As timeshifting soars, a push to revisit C3
The networks argue that ads should be sold on C7 ratings
November 15, 2012
A decade ago, the only thing that mattered to media buyers and ad sellers was who watched TV the previous night.
Ratings were based on live viewing, and overnight ratings were the ultimate word in who had watched a particular show.
Then DVRs came along. Suddenly shows were being timeshifted from their traditional timeslots to whenever suited the viewer, and viewers could fast-forward through their ads.
Nielsen responded by making two big changes. First it began measuring DVR playback across a number of streams, including same-day, three-day and seven-day playback.
Second, it developed ratings for the commercial minutes themselves, separate from the programs, to determine how many people were staying tuned for the ads.
After a long, drawn-out debate, media buyers and the networks reached an agreement five years ago to change the currency ad buys are based on to C3 ratings, or commercial ratings including three-day DVR playback.
Fast forward to the present and another shift may be on the horizon. Now the networks are pushing buyers to switch the ad buying currency from C3 to C7 ratings
It’s a move that’s being met by skepticism among buyers.
“The networks, of course, are interested to increase C3 to C7 because it will get them more GRPs/impressions and allow them to keep their unit costs stable,” says Gary Carr, senior vice president and executive director of national broadcast at Target Cast tcm.
“Of course there would be advertisers like retailers and movies that would not be happy about this.”
The networks are pressing their argument hard.
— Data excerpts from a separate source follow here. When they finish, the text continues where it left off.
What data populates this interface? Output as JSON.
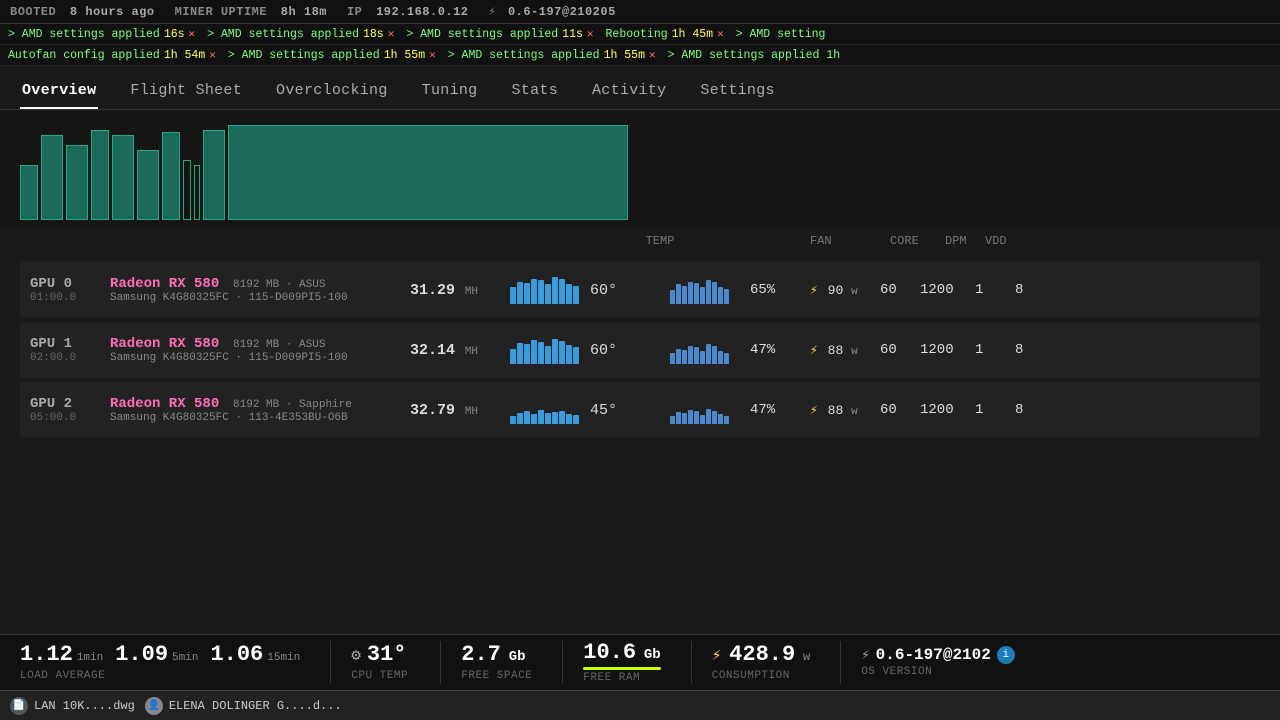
{
  "topbar": {
    "booted_label": "BOOTED",
    "booted_value": "8 hours ago",
    "uptime_label": "MINER UPTIME",
    "uptime_value": "8h 18m",
    "ip_label": "IP",
    "ip_value": "192.168.0.12",
    "os_version": "0.6-197@210205"
  },
  "notifications": [
    {
      "text": "> AMD settings applied",
      "time": "16s",
      "has_close": true
    },
    {
      "text": "> AMD settings applied",
      "time": "18s",
      "has_close": true
    },
    {
      "text": "> AMD settings applied",
      "time": "11s",
      "has_close": true
    },
    {
      "text": "Rebooting",
      "time": "1h 45m",
      "has_close": true
    },
    {
      "text": "> AMD setting",
      "time": "",
      "has_close": false
    }
  ],
  "notifications2": [
    {
      "text": "Autofan config applied",
      "time": "1h 54m",
      "has_close": true
    },
    {
      "text": "> AMD settings applied",
      "time": "1h 55m",
      "has_close": true
    },
    {
      "text": "> AMD settings applied",
      "time": "1h 55m",
      "has_close": true
    },
    {
      "text": "> AMD settings applied",
      "time": "1h",
      "has_close": false
    }
  ],
  "nav": {
    "tabs": [
      "Overview",
      "Flight Sheet",
      "Overclocking",
      "Tuning",
      "Stats",
      "Activity",
      "Settings"
    ],
    "active_tab": "Overview"
  },
  "gpu_table": {
    "headers": {
      "temp": "TEMP",
      "fan": "FAN",
      "core": "CORE",
      "dpm": "DPM",
      "vdd": "VDD"
    },
    "gpus": [
      {
        "id": "GPU 0",
        "time": "01:00.0",
        "model": "Radeon RX 580",
        "vram": "8192 MB",
        "brand": "ASUS",
        "mem1": "Samsung K4G80325FC",
        "mem2": "115-D009PI5-100",
        "hash": "31.29",
        "hash_unit": "MH",
        "temp": "60°",
        "fan_pct": "65%",
        "power": "90",
        "power_unit": "w",
        "fan": "60",
        "core": "1200",
        "dpm": "1",
        "vdd": "8",
        "bar_heights": [
          60,
          80,
          75,
          90,
          85,
          70,
          95,
          88,
          72,
          65
        ],
        "fan_bar_heights": [
          50,
          70,
          65,
          80,
          75,
          60,
          85,
          78,
          62,
          55
        ]
      },
      {
        "id": "GPU 1",
        "time": "02:00.0",
        "model": "Radeon RX 580",
        "vram": "8192 MB",
        "brand": "ASUS",
        "mem1": "Samsung K4G80325FC",
        "mem2": "115-D009PI5-100",
        "hash": "32.14",
        "hash_unit": "MH",
        "temp": "60°",
        "fan_pct": "47%",
        "power": "88",
        "power_unit": "w",
        "fan": "60",
        "core": "1200",
        "dpm": "1",
        "vdd": "8",
        "bar_heights": [
          55,
          75,
          70,
          85,
          80,
          65,
          90,
          83,
          67,
          60
        ],
        "fan_bar_heights": [
          40,
          55,
          50,
          65,
          60,
          45,
          70,
          63,
          47,
          40
        ]
      },
      {
        "id": "GPU 2",
        "time": "05:00.0",
        "model": "Radeon RX 580",
        "vram": "8192 MB",
        "brand": "Sapphire",
        "mem1": "Samsung K4G80325FC",
        "mem2": "113-4E353BU-O6B",
        "hash": "32.79",
        "hash_unit": "MH",
        "temp": "45°",
        "fan_pct": "47%",
        "power": "88",
        "power_unit": "w",
        "fan": "60",
        "core": "1200",
        "dpm": "1",
        "vdd": "8",
        "bar_heights": [
          30,
          40,
          45,
          35,
          50,
          38,
          42,
          48,
          36,
          32
        ],
        "fan_bar_heights": [
          30,
          42,
          38,
          50,
          45,
          32,
          55,
          48,
          35,
          30
        ]
      }
    ]
  },
  "bottom": {
    "load1": "1.12",
    "load1_label": "1min",
    "load5": "1.09",
    "load5_label": "5min",
    "load15": "1.06",
    "load15_label": "15min",
    "load_avg_label": "LOAD AVERAGE",
    "cpu_temp": "31°",
    "cpu_temp_label": "CPU TEMP",
    "free_space": "2.7",
    "free_space_unit": "Gb",
    "free_space_label": "FREE SPACE",
    "free_ram": "10.6",
    "free_ram_unit": "Gb",
    "free_ram_label": "FREE RAM",
    "consumption": "428.9",
    "consumption_unit": "w",
    "consumption_label": "CONSUMPTION",
    "os_version": "0.6-197@2102",
    "os_version_label": "OS VERSION"
  },
  "taskbar": {
    "file1": "LAN 10K....dwg",
    "file2": "ELENA DOLINGER G....d..."
  }
}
They point out that 46 percent of Nielsen households now have DVRs, more than double the amount five years ago.
They also note that people are time-shifting more frequently. A couple years ago no show was drawing 3 million viewers in live-plus-seven-day-DVR playback. Now 14 shows do so weekly.
CBS chief executive officer Les Moonves and Disney CEO Bob Iger both made a case for using C7 ratings for ad buys during recent earnings calls with analysts, echoing the pitch made by Ted Herbert, chairman of NBC Broadcasting, earlier this year.
But media buyers aren’t ready to commit to the change. Though they admit there could be some advantages, such as increasing inventory and thus stabilizing CPM increases, they still have reservations.
Many ads are time-sensitive, such as those promoting sales, and having viewers watch them several days later does not do the advertiser any good. Buyers don’t want to pay for such ads.
They are also interested in tracking not just delayed viewing but viewing across all sorts of screens, including web and mobile video.
Buyers note that Nielsen’s efforts to expand online ratings, which will include web video viewing, and finding a reliable way to track on-demand video would present a much clearer picture of who’s watching what and add new dimensions to the C7 ratings question.
“As technology improves audience metrics, changes will be in the offing. When, I can’t say,” Carr says.
“There’s the third screen audiences, and the desire for commercial audiences for that will also enter the picture.”
It’s probably inevitable that C7 ratings will be adopted as currency at some point, what with the rate of DVR adoption and delayed viewing.
But buyers will push to hold off as long as possible, and when they do acquiesce, they’ll want some concessions from the networks. What those concessions will be remains to be seen.
“There will be more discussions down the road,” predicts Carr.